I have blogged about the reluctance of the Republican party to allow any cuts in “defense” spending — in spite of the fact that 60% of the budget they have pledged to cut to shreds is spent on the military in one form or another. In this regard a recent paragraph from a blogger friend jumped out and I thought it worth passing along:

Last year, the U.S. Army made an unusual request to Congress: Stop sending us tanks. That plea was issued after legislators ignored the Army’s objections and approved a defense appropriations bill that included $255 million for 42 new M1 Abrams tanks. With 2,300 M1s already deployed around the world, and 3,000 more sitting idle at a base in California’s Sierra Nevada mountains, the military said it simply didn’t need any more tanks. But Ohio politicians pushed for the extra M1s, so as to keep open an 800-worker tank plant in the state. “A lot of lawmakers stuff funding into defense bills that could benefit their district,” said Steve Ellis, vice president of Taxpayers for Common Sense. Republican Rep. Jim Jordan, whose district is home to the tank plant, insisted that he supported the program for reasons of national security. “I think it’s in the best interests of the U.S. to defend our country,” he said.

Clearly waste in the Department of Defense is beyond our comprehension. Another article I read recently (also here) spoke about the waste of $5 billion by the Army attempting by trial and error to find camouflage that would protect the troops around the world — and make them look as “cool” as the Marines. Their camouflage, it turned out, made them more visible in every possible environment! They were unable to find the proper color combinations while the Marines simply went to Home Depot and looked at paint swatches and found the colors they wanted and had a material made in those colors which was then made into camouflage that works remarkably well — saving the taxpayers millions of dollars in the process.

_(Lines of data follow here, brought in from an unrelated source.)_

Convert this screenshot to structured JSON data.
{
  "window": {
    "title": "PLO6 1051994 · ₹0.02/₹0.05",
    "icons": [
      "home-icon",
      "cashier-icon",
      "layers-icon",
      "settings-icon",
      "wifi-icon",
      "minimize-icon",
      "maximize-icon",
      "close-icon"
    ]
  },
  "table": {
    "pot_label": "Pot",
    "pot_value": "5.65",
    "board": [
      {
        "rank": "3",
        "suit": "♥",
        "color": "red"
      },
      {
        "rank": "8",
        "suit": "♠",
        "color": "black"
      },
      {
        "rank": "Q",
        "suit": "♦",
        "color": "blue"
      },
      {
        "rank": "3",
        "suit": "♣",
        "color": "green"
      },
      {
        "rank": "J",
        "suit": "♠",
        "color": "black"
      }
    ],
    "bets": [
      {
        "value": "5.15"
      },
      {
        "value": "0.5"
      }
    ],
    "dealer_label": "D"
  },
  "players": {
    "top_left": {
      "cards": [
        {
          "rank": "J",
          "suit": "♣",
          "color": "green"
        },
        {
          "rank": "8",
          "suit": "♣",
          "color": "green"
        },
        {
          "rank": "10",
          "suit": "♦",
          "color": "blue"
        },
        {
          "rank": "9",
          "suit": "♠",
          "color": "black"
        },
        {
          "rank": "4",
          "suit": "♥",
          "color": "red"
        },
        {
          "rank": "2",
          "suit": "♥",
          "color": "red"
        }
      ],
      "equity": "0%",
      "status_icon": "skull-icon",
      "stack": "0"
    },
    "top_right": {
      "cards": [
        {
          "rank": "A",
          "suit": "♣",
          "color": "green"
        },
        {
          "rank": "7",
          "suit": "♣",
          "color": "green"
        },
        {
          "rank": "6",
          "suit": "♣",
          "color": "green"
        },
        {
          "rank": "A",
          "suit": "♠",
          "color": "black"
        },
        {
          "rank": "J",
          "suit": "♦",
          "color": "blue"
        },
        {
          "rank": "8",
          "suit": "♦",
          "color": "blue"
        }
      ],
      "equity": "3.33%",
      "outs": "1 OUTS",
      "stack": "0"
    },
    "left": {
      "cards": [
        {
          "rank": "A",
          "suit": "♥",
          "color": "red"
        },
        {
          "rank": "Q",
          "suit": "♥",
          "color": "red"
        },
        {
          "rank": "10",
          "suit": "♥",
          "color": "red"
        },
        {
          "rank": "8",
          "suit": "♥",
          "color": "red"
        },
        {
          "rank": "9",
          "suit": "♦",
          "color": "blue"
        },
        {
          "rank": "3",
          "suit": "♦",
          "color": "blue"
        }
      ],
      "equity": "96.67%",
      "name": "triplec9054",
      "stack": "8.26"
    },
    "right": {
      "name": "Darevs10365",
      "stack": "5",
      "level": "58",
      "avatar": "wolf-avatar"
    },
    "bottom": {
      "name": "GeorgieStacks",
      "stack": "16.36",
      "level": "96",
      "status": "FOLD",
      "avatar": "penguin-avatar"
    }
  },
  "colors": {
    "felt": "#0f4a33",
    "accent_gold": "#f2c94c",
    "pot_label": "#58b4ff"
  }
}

I dare say there are many more stories like this that will never leak out as politicians are unwilling to turn a critical eye on “defense” spending since (as the above paragraph suggests) it would translate into a “weaker” country. Obviously defense spending is really less about defending our country than it is about defending special political interests. In any event this “weak” country would presumably result from a scheduled “sequestering” [reduction] of the military (which is opposed by Republicans in Congress (despite the fact that it would save the country $1.5 trillion over ten years). Our “weak” country would look something like this: it would only have 426,000 soldiers in the Army, only 1,512 fighter planes, only 230 ships in the Navy — not to mention the tanks alluded to above that are sitting and getting rusty and the tactical weapons we dare not mention. The question needs to be asked: what on earth is going on here? Just who are we defending ourselves from? It should be from the fat-cat politicians who talk about “national security” while they bed down with the corporations that make millions from selling defense equipment and weaponry.